With top-billing from Mena Suvari, The Accursed is a fairly nuts-and-bolts haunted house-cum-possession film, bolstered by some moody cinematography and inventive direction from Kevin Lewis. Beginning with what appears to be your bog standard, fairy tale-esque dark deal with a witch in the woods (the wonderfully croaky Meg Foster), the film quickly flips the script, setting the tone for what’s to come. For the most part, The Accursed is pretty predictable, but some nasty twists and turns along the way spice up what otherwise would have been quite run-of-the-mill.
The film’s primary Screen Queen is jobless nurse Elly (Sarah Grey), who we find mopily going through her recently deceased mother’s belongings in – of course – a massive and creaky-at-the-wrong-time-of-night 1950s mini-mansion. She’s feeling abandonment guilt, worried that her not being there for her mum led to her death, which her best friend Beth (Sarah Dumont) suspects motivates Elly to take a job caring for the bedridden Ms. Ambrose… who happens to also be the witch from the start. Hmm! Suvari plays Ms. Ambrose’s caretaker Alma, who treats the two girls with nothing but icy contempt and insists Elly lives in the house alone. HMM!
From there, Elly is terrorised by horrors from her past and present – ignoring threats that more bad things will happen from both inner and outer adversaries if she doesn’t – culminating in a bloody and fiery climax with clear sequel potential.
Other than its swampy eeriness, The Accursed does have some genuine moments of stomach-turning ghoulishness and appropriate levels of Exorcist bodily fluid spewing. Suvari does a good job of incrementally ramping up the crazy; Dumont livens up what is usually a dull sidekick role in these sorts of things while Alexis Knapp and her mute child of woe amuse in a diverting and frankly bizarre True Blood meets Van Helsing part.

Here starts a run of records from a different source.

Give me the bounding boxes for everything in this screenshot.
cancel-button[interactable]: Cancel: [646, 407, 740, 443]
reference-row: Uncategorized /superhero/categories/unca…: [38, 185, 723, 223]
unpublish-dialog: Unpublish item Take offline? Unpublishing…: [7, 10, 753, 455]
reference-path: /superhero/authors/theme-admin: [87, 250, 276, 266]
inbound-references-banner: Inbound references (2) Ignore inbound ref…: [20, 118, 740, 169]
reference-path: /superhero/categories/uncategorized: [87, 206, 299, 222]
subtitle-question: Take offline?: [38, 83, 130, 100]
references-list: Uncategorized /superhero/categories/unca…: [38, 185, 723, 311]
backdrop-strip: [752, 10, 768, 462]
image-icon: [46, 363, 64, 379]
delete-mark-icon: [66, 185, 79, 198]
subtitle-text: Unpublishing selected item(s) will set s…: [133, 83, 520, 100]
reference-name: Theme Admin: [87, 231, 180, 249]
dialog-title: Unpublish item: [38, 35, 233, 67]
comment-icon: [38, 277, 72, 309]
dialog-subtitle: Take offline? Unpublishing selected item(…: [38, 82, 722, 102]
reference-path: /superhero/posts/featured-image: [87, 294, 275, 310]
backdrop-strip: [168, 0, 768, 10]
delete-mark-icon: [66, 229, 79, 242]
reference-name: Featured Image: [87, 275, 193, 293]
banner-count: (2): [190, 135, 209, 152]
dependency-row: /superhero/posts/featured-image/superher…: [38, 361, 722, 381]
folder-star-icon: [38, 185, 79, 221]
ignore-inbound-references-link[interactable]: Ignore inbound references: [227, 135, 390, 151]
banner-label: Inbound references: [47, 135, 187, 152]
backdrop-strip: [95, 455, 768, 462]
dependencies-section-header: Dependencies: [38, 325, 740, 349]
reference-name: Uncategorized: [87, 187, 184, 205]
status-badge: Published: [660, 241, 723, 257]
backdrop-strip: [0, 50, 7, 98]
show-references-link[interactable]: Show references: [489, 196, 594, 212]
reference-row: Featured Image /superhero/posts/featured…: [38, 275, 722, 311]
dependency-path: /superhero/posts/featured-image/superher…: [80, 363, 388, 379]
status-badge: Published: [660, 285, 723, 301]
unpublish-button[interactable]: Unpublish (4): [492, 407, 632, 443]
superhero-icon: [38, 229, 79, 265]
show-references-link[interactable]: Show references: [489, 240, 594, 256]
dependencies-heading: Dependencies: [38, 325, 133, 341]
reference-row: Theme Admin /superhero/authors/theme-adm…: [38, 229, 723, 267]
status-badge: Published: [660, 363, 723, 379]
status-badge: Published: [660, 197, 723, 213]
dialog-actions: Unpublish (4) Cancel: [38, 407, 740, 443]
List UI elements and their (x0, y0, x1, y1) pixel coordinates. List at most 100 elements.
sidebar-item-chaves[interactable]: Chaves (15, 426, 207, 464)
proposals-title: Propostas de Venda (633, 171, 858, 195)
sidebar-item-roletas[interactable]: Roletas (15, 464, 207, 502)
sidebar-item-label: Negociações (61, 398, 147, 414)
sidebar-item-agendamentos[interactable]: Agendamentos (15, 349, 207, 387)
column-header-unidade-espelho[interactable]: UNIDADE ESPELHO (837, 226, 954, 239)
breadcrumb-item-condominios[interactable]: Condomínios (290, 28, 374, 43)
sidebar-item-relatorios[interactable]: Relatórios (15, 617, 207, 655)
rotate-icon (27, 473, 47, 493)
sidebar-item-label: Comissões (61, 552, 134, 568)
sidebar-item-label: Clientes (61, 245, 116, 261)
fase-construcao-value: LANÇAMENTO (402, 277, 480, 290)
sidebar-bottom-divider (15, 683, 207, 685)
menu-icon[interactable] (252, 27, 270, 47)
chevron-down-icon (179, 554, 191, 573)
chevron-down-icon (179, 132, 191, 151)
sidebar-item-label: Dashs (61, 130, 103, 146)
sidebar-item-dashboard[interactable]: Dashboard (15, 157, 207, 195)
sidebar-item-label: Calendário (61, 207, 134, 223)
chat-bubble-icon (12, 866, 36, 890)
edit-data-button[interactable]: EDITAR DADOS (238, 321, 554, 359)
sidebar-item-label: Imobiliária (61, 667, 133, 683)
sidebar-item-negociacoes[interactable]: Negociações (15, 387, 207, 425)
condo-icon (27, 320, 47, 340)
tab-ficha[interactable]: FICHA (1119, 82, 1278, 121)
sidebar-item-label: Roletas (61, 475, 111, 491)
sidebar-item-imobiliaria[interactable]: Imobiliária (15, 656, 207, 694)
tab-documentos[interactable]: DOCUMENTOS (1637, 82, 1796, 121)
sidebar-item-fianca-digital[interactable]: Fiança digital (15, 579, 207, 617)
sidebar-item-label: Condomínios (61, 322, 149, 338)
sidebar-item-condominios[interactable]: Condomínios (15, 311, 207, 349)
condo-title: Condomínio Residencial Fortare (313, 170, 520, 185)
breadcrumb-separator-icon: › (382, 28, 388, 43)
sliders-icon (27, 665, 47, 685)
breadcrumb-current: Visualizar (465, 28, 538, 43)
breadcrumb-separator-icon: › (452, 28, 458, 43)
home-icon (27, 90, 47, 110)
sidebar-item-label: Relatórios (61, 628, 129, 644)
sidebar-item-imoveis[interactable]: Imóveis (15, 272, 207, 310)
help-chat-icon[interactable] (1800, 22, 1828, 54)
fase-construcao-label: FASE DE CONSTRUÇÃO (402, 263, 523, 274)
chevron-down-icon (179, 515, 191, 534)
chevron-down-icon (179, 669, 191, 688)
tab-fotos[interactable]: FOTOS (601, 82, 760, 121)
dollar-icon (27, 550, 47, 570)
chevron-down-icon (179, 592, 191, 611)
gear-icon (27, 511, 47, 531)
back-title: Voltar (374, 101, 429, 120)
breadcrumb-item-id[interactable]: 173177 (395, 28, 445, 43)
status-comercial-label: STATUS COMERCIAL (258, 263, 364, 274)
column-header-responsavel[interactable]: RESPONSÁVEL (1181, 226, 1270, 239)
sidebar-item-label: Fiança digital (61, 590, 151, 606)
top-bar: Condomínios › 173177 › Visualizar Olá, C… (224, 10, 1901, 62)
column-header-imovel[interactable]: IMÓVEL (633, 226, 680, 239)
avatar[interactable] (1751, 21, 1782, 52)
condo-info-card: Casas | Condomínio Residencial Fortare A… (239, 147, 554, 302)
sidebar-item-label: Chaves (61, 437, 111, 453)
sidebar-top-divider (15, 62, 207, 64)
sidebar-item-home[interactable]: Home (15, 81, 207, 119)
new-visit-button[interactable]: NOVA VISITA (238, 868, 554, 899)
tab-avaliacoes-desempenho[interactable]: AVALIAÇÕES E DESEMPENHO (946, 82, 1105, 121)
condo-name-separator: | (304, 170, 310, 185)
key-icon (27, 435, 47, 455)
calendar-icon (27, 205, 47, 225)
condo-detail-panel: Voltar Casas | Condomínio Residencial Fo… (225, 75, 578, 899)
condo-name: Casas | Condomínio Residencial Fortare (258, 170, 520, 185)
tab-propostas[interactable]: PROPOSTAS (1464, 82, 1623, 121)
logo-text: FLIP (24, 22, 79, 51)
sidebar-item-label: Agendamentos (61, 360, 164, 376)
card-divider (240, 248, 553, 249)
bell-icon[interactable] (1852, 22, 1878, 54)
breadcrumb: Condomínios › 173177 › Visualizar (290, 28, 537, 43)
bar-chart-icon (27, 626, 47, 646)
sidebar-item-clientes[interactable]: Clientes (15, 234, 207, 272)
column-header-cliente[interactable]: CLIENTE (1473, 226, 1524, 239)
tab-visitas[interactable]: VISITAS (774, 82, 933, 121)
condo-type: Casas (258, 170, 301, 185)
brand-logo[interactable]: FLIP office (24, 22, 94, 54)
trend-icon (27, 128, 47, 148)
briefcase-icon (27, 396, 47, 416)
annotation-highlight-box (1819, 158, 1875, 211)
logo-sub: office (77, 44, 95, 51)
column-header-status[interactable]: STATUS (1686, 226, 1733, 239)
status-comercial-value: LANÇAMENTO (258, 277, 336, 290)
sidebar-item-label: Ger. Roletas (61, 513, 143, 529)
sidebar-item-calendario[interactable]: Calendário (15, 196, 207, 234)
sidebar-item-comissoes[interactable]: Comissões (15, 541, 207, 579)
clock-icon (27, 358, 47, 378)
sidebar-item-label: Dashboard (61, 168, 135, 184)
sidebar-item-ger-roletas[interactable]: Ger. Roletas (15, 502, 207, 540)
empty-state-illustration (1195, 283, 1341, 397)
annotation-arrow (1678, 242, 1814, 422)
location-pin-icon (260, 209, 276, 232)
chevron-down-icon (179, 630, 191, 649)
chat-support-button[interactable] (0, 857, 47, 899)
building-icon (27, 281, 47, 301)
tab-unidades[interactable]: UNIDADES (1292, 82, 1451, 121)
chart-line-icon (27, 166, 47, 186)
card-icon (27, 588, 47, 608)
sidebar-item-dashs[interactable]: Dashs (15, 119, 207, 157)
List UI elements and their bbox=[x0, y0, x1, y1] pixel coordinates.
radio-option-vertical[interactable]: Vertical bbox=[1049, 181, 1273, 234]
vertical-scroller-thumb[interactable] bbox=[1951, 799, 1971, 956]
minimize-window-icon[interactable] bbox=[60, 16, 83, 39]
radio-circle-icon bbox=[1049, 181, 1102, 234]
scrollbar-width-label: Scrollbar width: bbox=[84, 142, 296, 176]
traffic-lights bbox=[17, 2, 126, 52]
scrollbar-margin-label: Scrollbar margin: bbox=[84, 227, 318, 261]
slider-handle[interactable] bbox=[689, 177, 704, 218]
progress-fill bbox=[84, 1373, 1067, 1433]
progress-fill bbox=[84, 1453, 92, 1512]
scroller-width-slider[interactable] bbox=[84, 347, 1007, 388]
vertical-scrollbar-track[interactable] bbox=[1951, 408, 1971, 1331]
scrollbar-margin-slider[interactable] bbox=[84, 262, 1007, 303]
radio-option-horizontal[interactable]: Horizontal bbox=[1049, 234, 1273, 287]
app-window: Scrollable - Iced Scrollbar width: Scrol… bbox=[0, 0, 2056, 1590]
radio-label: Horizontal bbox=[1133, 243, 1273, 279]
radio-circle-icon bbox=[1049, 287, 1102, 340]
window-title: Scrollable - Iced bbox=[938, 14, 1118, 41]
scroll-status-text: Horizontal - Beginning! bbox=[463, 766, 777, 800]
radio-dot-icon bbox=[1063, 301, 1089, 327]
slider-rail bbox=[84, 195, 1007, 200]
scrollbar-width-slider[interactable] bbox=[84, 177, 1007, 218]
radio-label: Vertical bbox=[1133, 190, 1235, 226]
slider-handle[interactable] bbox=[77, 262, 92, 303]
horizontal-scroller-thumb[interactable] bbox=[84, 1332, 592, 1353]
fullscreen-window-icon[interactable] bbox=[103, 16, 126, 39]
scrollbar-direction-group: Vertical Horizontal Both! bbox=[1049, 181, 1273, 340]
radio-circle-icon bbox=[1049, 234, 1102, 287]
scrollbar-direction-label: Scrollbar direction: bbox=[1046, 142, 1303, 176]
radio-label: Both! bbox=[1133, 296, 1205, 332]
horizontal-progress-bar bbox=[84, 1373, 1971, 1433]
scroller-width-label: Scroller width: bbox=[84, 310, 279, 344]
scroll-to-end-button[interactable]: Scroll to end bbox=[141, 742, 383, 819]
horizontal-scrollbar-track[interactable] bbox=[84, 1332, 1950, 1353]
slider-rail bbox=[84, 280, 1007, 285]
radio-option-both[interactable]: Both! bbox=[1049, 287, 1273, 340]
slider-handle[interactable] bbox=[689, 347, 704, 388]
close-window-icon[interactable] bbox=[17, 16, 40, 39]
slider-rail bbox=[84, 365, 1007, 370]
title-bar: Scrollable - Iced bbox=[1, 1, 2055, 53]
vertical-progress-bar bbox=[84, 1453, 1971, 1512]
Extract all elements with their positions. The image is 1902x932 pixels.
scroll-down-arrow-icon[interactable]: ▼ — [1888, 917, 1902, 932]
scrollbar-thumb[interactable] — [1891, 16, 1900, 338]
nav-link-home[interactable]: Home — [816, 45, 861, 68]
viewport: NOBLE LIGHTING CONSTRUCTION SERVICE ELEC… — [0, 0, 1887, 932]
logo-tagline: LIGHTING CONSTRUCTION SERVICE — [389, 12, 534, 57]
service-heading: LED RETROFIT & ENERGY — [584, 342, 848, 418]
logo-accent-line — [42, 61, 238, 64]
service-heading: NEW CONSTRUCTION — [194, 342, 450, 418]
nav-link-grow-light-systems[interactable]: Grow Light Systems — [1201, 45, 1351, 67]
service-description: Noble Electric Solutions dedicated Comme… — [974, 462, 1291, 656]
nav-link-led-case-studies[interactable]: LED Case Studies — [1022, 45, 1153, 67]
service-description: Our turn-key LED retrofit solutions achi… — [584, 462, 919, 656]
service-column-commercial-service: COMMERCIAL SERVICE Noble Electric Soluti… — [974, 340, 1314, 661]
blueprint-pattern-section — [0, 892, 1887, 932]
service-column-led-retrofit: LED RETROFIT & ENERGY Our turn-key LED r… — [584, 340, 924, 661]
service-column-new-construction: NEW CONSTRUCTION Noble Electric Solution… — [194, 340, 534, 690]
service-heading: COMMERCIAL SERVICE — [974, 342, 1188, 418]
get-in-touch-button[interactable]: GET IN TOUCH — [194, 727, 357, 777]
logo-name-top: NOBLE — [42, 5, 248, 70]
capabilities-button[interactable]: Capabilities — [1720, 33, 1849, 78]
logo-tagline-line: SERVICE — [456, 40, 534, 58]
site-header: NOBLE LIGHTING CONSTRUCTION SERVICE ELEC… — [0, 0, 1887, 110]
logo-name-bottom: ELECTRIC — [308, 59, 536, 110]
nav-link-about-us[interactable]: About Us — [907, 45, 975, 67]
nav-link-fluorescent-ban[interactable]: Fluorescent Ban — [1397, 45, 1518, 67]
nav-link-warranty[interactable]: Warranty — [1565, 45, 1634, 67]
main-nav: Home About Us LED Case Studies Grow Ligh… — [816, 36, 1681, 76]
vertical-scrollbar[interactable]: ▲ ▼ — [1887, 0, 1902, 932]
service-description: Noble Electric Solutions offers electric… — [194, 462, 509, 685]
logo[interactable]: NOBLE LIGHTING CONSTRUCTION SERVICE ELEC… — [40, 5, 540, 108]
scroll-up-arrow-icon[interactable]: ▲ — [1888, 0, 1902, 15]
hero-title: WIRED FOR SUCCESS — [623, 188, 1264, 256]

Less successful – other than its predictability and the ineptitude the plot has to give to Elly as a nurse to work – is The Accursed’s tone. While it seems to take itself quite seriously, there’s a strong undercurrent of horror hamminess, calling back to the oeuvre of Sam Raimi (Drag Me To Hell in particular) or James Wan (Malignant) occasionally rising to the surface. Case in point: one scene in which a ghostly hag dangles from a tree, lobbing rotten apples and screaming at a terrified Elly, had me in stitches, which I’d consider a strength if I were sure that was the intended reaction. Whatever the case, it’s likely to be a marmite early Halloween watch for most audiences – though I’d personally give the film the benefit of the doubt and hope for an even camper follow-up.